Perché la scienza può rendere il nostro futuro migliore

Informazioni su questo libro

In un'epoca di sconvolgimenti globali - pandemici, climatici, sociali e politici - la scienza è il filo d'Arianna. Solo un forte ritorno di fiducia collettiva e di investimenti nella ricerca guiderà la società fuori dal labirinto e la sua intelligente resilienza ci proietterà ancora una volta verso il futuro. Sfruttando lo sguardo a vasto raggio del Consiglio Nazionale delle Ricerche, ente di ricerca numero uno in Italia e tra i principali in Europa e nel mondo, che nel 2023 celebra i primi cent'anni, Massimo Inguscio e Gabriele Beccaria viaggiano dal passato al presente, verso il domani, esplorando le nuove frontiere: Intelligenza Artificiale, super-computer, tecnologie quantistiche, biomedicina, climatologia, bio- economia, digital humanities. Scopriremo come si imita la capacità delle piante di trasformare la luce in energia e cibo. Esploreremo le personalità multiple dell'Intelligenza Artificiale e le opportunità controintuitive delle tecnologie quantistiche. Accarezzeremo alcune idee anticonvenzionali per metterci al sicuro dai disastri climatici e indagheremo come si dà la caccia ai virus. Studiando i cervelli biologici, approderemo a quelli sintetici per spingerci sulla Luna, Marte e oltre.
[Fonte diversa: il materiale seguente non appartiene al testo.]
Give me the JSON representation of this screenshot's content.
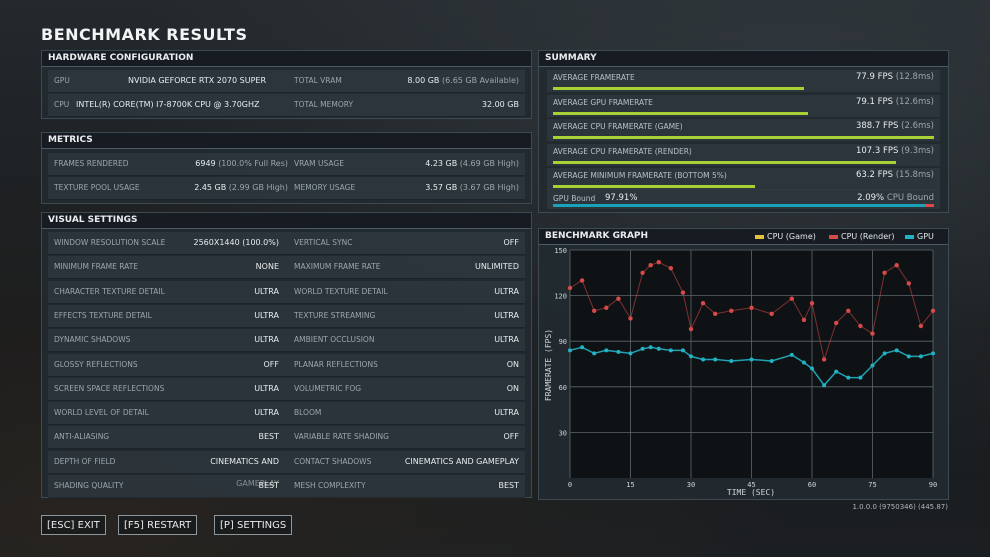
{
  "title": "BENCHMARK RESULTS",
  "hardware": {
    "heading": "HARDWARE CONFIGURATION",
    "gpu_label": "GPU",
    "gpu_value": "NVIDIA GEFORCE RTX 2070 SUPER",
    "vram_label": "TOTAL VRAM",
    "vram_value": "8.00 GB",
    "vram_sub": "(6.65 GB Available)",
    "cpu_label": "CPU",
    "cpu_value": "INTEL(R) CORE(TM) I7-8700K CPU @ 3.70GHZ",
    "mem_label": "TOTAL MEMORY",
    "mem_value": "32.00 GB"
  },
  "metrics": {
    "heading": "METRICS",
    "frames_label": "FRAMES RENDERED",
    "frames_value": "6949",
    "frames_sub": "(100.0% Full Res)",
    "vram_label": "VRAM USAGE",
    "vram_value": "4.23 GB",
    "vram_sub": "(4.69 GB High)",
    "pool_label": "TEXTURE POOL USAGE",
    "pool_value": "2.45 GB",
    "pool_sub": "(2.99 GB High)",
    "mem_label": "MEMORY USAGE",
    "mem_value": "3.57 GB",
    "mem_sub": "(3.67 GB High)"
  },
  "visual": {
    "heading": "VISUAL SETTINGS",
    "rows": [
      [
        "WINDOW RESOLUTION SCALE",
        "2560X1440 (100.0%)",
        "VERTICAL SYNC",
        "OFF"
      ],
      [
        "MINIMUM FRAME RATE",
        "NONE",
        "MAXIMUM FRAME RATE",
        "UNLIMITED"
      ],
      [
        "CHARACTER TEXTURE DETAIL",
        "ULTRA",
        "WORLD TEXTURE DETAIL",
        "ULTRA"
      ],
      [
        "EFFECTS TEXTURE DETAIL",
        "ULTRA",
        "TEXTURE STREAMING",
        "ULTRA"
      ],
      [
        "DYNAMIC SHADOWS",
        "ULTRA",
        "AMBIENT OCCLUSION",
        "ULTRA"
      ],
      [
        "GLOSSY REFLECTIONS",
        "OFF",
        "PLANAR REFLECTIONS",
        "ON"
      ],
      [
        "SCREEN SPACE REFLECTIONS",
        "ULTRA",
        "VOLUMETRIC FOG",
        "ON"
      ],
      [
        "WORLD LEVEL OF DETAIL",
        "ULTRA",
        "BLOOM",
        "ULTRA"
      ],
      [
        "ANTI-ALIASING",
        "BEST",
        "VARIABLE RATE SHADING",
        "OFF"
      ],
      [
        "DEPTH OF FIELD",
        "CINEMATICS AND GAMEPLAY",
        "CONTACT SHADOWS",
        "CINEMATICS AND GAMEPLAY"
      ],
      [
        "SHADING QUALITY",
        "BEST",
        "MESH COMPLEXITY",
        "BEST"
      ]
    ]
  },
  "summary": {
    "heading": "SUMMARY",
    "rows": [
      {
        "label": "AVERAGE FRAMERATE",
        "value": "77.9 FPS",
        "sub": "(12.8ms)",
        "fraction": 0.66
      },
      {
        "label": "AVERAGE GPU FRAMERATE",
        "value": "79.1 FPS",
        "sub": "(12.6ms)",
        "fraction": 0.67
      },
      {
        "label": "AVERAGE CPU FRAMERATE (GAME)",
        "value": "388.7 FPS",
        "sub": "(2.6ms)",
        "fraction": 1.0
      },
      {
        "label": "AVERAGE CPU FRAMERATE (RENDER)",
        "value": "107.3 FPS",
        "sub": "(9.3ms)",
        "fraction": 0.9
      },
      {
        "label": "AVERAGE MINIMUM FRAMERATE (BOTTOM 5%)",
        "value": "63.2 FPS",
        "sub": "(15.8ms)",
        "fraction": 0.53
      }
    ],
    "gpu_bound_label": "GPU Bound",
    "gpu_bound_value": "97.91%",
    "cpu_bound_value": "2.09%",
    "cpu_bound_label": "CPU Bound",
    "gpu_bound_fraction": 0.9791,
    "colors": {
      "bar": "#a7d134",
      "gpu": "#1aa3b8",
      "cpu": "#e04848"
    }
  },
  "graph": {
    "heading": "BENCHMARK GRAPH",
    "legend": [
      "CPU (Game)",
      "CPU (Render)",
      "GPU"
    ],
    "legend_colors": [
      "#e6c03a",
      "#d84a4a",
      "#22b2c4"
    ],
    "ylabel": "FRAMERATE (FPS)",
    "xlabel": "TIME (SEC)",
    "yticks": [
      "150",
      "120",
      "90",
      "60",
      "30"
    ],
    "xticks": [
      "0",
      "15",
      "30",
      "45",
      "60",
      "75",
      "90"
    ]
  },
  "chart_data": {
    "type": "scatter",
    "title": "BENCHMARK GRAPH",
    "xlabel": "TIME (SEC)",
    "ylabel": "FRAMERATE (FPS)",
    "xlim": [
      0,
      90
    ],
    "ylim": [
      0,
      150
    ],
    "grid": true,
    "legend_position": "top-right",
    "series": [
      {
        "name": "CPU (Render)",
        "color": "#d84a4a",
        "x": [
          0,
          3,
          6,
          9,
          12,
          15,
          18,
          20,
          22,
          25,
          28,
          30,
          33,
          36,
          40,
          45,
          50,
          55,
          58,
          60,
          63,
          66,
          69,
          72,
          75,
          78,
          81,
          84,
          87,
          90
        ],
        "y": [
          125,
          130,
          110,
          112,
          118,
          105,
          135,
          140,
          142,
          138,
          122,
          98,
          115,
          108,
          110,
          112,
          108,
          118,
          104,
          115,
          78,
          102,
          110,
          100,
          95,
          135,
          140,
          128,
          100,
          110
        ]
      },
      {
        "name": "GPU",
        "color": "#22b2c4",
        "x": [
          0,
          3,
          6,
          9,
          12,
          15,
          18,
          20,
          22,
          25,
          28,
          30,
          33,
          36,
          40,
          45,
          50,
          55,
          58,
          60,
          63,
          66,
          69,
          72,
          75,
          78,
          81,
          84,
          87,
          90
        ],
        "y": [
          84,
          86,
          82,
          84,
          83,
          82,
          85,
          86,
          85,
          84,
          84,
          80,
          78,
          78,
          77,
          78,
          77,
          81,
          76,
          72,
          61,
          70,
          66,
          66,
          74,
          82,
          84,
          80,
          80,
          82
        ]
      }
    ]
  },
  "buttons": {
    "exit": "[ESC] EXIT",
    "restart": "[F5] RESTART",
    "settings": "[P] SETTINGS"
  },
  "version": "1.0.0.0 (9750346) (445.87)"
}
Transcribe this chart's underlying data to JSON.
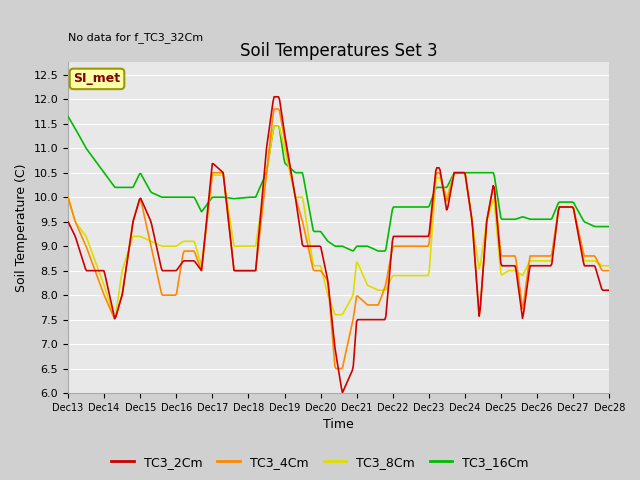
{
  "title": "Soil Temperatures Set 3",
  "no_data_text": "No data for f_TC3_32Cm",
  "xlabel": "Time",
  "ylabel": "Soil Temperature (C)",
  "ylim": [
    6.0,
    12.75
  ],
  "yticks": [
    6.0,
    6.5,
    7.0,
    7.5,
    8.0,
    8.5,
    9.0,
    9.5,
    10.0,
    10.5,
    11.0,
    11.5,
    12.0,
    12.5
  ],
  "xtick_labels": [
    "Dec 13",
    "Dec 14",
    "Dec 15",
    "Dec 16",
    "Dec 17",
    "Dec 18",
    "Dec 19",
    "Dec 20",
    "Dec 21",
    "Dec 22",
    "Dec 23",
    "Dec 24",
    "Dec 25",
    "Dec 26",
    "Dec 27",
    "Dec 28"
  ],
  "fig_bg_color": "#d0d0d0",
  "plot_bg_color": "#e8e8e8",
  "grid_color": "#ffffff",
  "line_colors": {
    "TC3_2Cm": "#cc0000",
    "TC3_4Cm": "#ff8800",
    "TC3_8Cm": "#dddd00",
    "TC3_16Cm": "#00bb00"
  },
  "legend_label": "SI_met",
  "legend_box_color": "#ffffaa",
  "legend_box_border": "#999900",
  "legend_text_color": "#880000",
  "title_fontsize": 12,
  "axis_label_fontsize": 9,
  "tick_fontsize": 8,
  "legend_fontsize": 9
}
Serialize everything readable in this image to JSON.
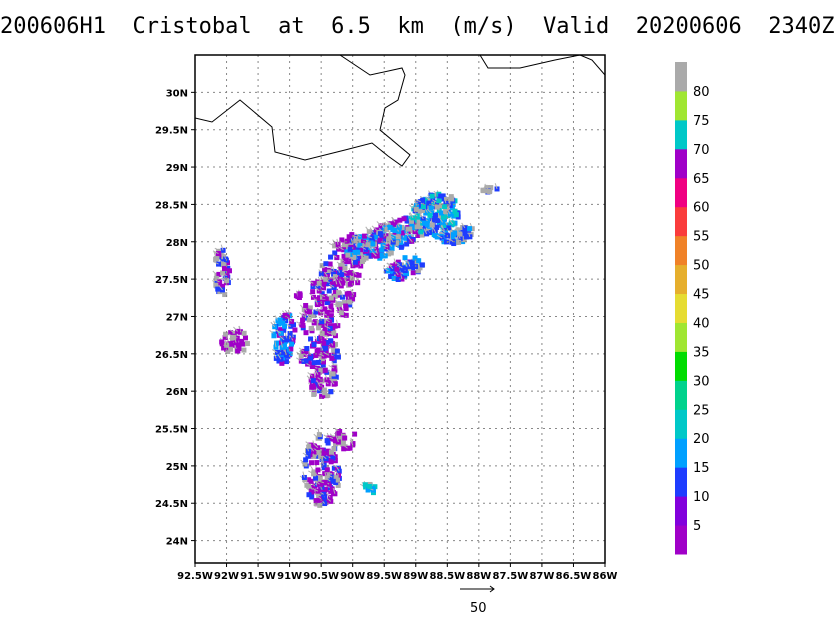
{
  "title": "200606H1  Cristobal  at  6.5  km  (m/s)  Valid  20200606  2340Z",
  "map": {
    "lon_range": [
      -92.5,
      -86.0
    ],
    "lat_range": [
      23.7,
      30.5
    ],
    "x_tick_labels": [
      "92.5W",
      "92W",
      "91.5W",
      "91W",
      "90.5W",
      "90W",
      "89.5W",
      "89W",
      "88.5W",
      "88W",
      "87.5W",
      "87W",
      "86.5W",
      "86W"
    ],
    "y_tick_labels": [
      "24N",
      "24.5N",
      "25N",
      "25.5N",
      "26N",
      "26.5N",
      "27N",
      "27.5N",
      "28N",
      "28.5N",
      "29N",
      "29.5N",
      "30N"
    ],
    "grid": true
  },
  "colorbar": {
    "labels": [
      "5",
      "10",
      "15",
      "20",
      "25",
      "30",
      "35",
      "40",
      "45",
      "50",
      "55",
      "60",
      "65",
      "70",
      "75",
      "80"
    ],
    "colors": [
      "#a000c8",
      "#8200dc",
      "#1e3cff",
      "#00a0ff",
      "#00c8c8",
      "#00d28c",
      "#00dc00",
      "#a0e632",
      "#e6dc32",
      "#e6af2d",
      "#f08228",
      "#fa3c3c",
      "#f00082",
      "#a000c8",
      "#00c8c8",
      "#a0e632",
      "#aaaaaa"
    ]
  },
  "reference_vector": {
    "label": "50"
  },
  "wind_colors": {
    "purple": "#a000c8",
    "blue": "#1e3cff",
    "lightblue": "#00a0ff",
    "cyan": "#00c8c8",
    "gray": "#aaaaaa"
  }
}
È un viaggio verso un domani che prende forma adesso e che ha bisogno della libera creatività di ricercatrici e ricercatori, di strategie multidisciplinari e di una ritrovata consapevolezza da parte delle élite politiche e imprenditoriali. Tutto ciò dipenderà dalla capacità di tutti noi di comprendere il vero valore della scienza, compiendo uno sforzo di immaginazione e volontà, lasciandosi conquistare dalla meraviglia che la ricerca scientifica e la tecnologia sanno suscitare.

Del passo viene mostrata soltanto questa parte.